Читаем Пушкин. Тютчев: Опыт имманентных рассмотрений полностью

Каждое репрезентативное стихотворение Тютчева, вплоть до миниатюры,[456] может быть описано как микрокосм, как завершенная в себе отдельностность…[457] Наверное, сам Тютчев ощущал свои стихи как лейбницевские монады или энтелехии. Герметический мир такого стихотворения, как «Видение» (1829), настолько непроницаем, что для его даже приблизительного комментария необходимо сильное интуитивное вторжение. «Горизонтальное» аналитическое прочтение с привлечением всего тютчевского контекста или поэтического текста ближних и дальних топосов, скорее всего, принесет общие результаты и поверхностные параллели, проскальзывая мимо цели. Разумеется, монографическое рассмотрение невозможно осуществить вне охвата «всего Тютчева», но направленность прямо на текст гораздо более результативна и экономична, потому что в стихотворениях, подобных «Видению», содержится тютчевский имманентный контекст. А уж сквозь него можно пройти к тютчевскому коду, к тому постоянному потенциалу как отпечатку надличностной энергетики, который спонтанно производит креативные извержения в виде стихотворных текстов. Такой «вертикальный» анализ кажется нам наиболее адекватным при подходе к «Видению», то есть через текст к коду.
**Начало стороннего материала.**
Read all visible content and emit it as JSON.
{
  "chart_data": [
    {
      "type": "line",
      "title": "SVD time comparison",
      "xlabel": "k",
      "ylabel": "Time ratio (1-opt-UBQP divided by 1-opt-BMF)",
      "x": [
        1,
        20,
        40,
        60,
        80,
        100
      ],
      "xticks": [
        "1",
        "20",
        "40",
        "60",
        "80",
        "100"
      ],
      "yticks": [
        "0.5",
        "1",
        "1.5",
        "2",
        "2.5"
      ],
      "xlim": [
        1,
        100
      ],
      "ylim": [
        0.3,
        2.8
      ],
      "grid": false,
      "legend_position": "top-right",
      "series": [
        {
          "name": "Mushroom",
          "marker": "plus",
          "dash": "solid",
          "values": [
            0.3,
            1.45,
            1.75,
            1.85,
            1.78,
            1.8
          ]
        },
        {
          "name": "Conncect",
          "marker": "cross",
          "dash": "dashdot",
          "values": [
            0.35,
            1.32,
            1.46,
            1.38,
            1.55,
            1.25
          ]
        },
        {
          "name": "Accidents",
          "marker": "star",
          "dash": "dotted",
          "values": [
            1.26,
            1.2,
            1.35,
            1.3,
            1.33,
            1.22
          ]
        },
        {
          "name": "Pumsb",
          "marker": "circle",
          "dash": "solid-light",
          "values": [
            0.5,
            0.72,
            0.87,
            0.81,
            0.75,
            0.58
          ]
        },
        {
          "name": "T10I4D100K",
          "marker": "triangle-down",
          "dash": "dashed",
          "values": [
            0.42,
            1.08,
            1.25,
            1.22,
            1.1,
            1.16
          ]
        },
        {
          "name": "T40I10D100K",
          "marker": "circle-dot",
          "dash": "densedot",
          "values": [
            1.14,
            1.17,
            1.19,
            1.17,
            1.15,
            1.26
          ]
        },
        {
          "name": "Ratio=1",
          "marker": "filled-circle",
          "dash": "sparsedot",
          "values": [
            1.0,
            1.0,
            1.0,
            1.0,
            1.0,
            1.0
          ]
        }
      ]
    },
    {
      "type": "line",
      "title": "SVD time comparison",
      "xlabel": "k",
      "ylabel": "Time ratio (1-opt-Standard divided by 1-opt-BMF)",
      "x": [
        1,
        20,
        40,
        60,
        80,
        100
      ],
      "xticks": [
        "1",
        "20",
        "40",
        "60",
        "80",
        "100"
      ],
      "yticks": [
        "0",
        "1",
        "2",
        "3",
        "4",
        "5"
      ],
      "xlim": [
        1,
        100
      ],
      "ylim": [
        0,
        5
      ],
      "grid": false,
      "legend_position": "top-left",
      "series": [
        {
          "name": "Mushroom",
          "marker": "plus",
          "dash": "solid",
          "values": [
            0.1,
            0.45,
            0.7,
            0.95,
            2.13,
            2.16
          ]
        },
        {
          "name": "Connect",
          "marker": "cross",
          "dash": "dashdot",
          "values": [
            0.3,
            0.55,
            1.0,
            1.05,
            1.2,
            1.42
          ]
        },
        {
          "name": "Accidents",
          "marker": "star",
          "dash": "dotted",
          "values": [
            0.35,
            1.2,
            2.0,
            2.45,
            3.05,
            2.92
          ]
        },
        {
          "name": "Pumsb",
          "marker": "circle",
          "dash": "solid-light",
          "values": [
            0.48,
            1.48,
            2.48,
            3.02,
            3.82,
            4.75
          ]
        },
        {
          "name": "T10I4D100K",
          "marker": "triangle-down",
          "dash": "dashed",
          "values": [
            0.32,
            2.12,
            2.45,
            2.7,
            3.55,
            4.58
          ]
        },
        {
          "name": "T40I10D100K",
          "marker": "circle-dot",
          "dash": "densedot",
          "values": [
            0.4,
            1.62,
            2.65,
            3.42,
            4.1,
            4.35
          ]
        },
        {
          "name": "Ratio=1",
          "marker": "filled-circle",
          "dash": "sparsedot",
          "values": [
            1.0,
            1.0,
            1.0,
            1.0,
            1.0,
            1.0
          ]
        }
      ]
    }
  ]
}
В основе тютчевского кода предполагается первоначальное тождество бытия и сознания, нечто, именуемое С. Л. Франком как «ни-то-ни-другое».[458] Творческие интенции Тютчева, как правило, состоят в переводе этого тождества на более проясненную ступень: «и-то-и-другое».[459] Однако отделение одного от другого для Тютчева всегда проблемно, и его дифференциации и порывы обычно регрессируют к исходной точке. «Видение» рисует нам «портрет» внутреннего усилия поэта, реализуя космизированный образ самого тютчевского кода, где сначала из ничего возникает явленное чудо «колесницы мирозданья», которая, укатываясь в «святилище небес», оставляет после себя сгущенный хаос и беспамятство. Тем не менее внутри мучительной фрустрации есть пространство сновидений Музы и ее божественная тревога в предчувствии новых поэтических эманаций. В итоге «Видение» смотрится и читается как космическая гипербола креативного акта, косвенно восполняющая нам недостающую у Тютчева тему поэта и поэзии (нечто подобное можно усмотреть и в «Безумии», выстроенном как инверсия «Видения»).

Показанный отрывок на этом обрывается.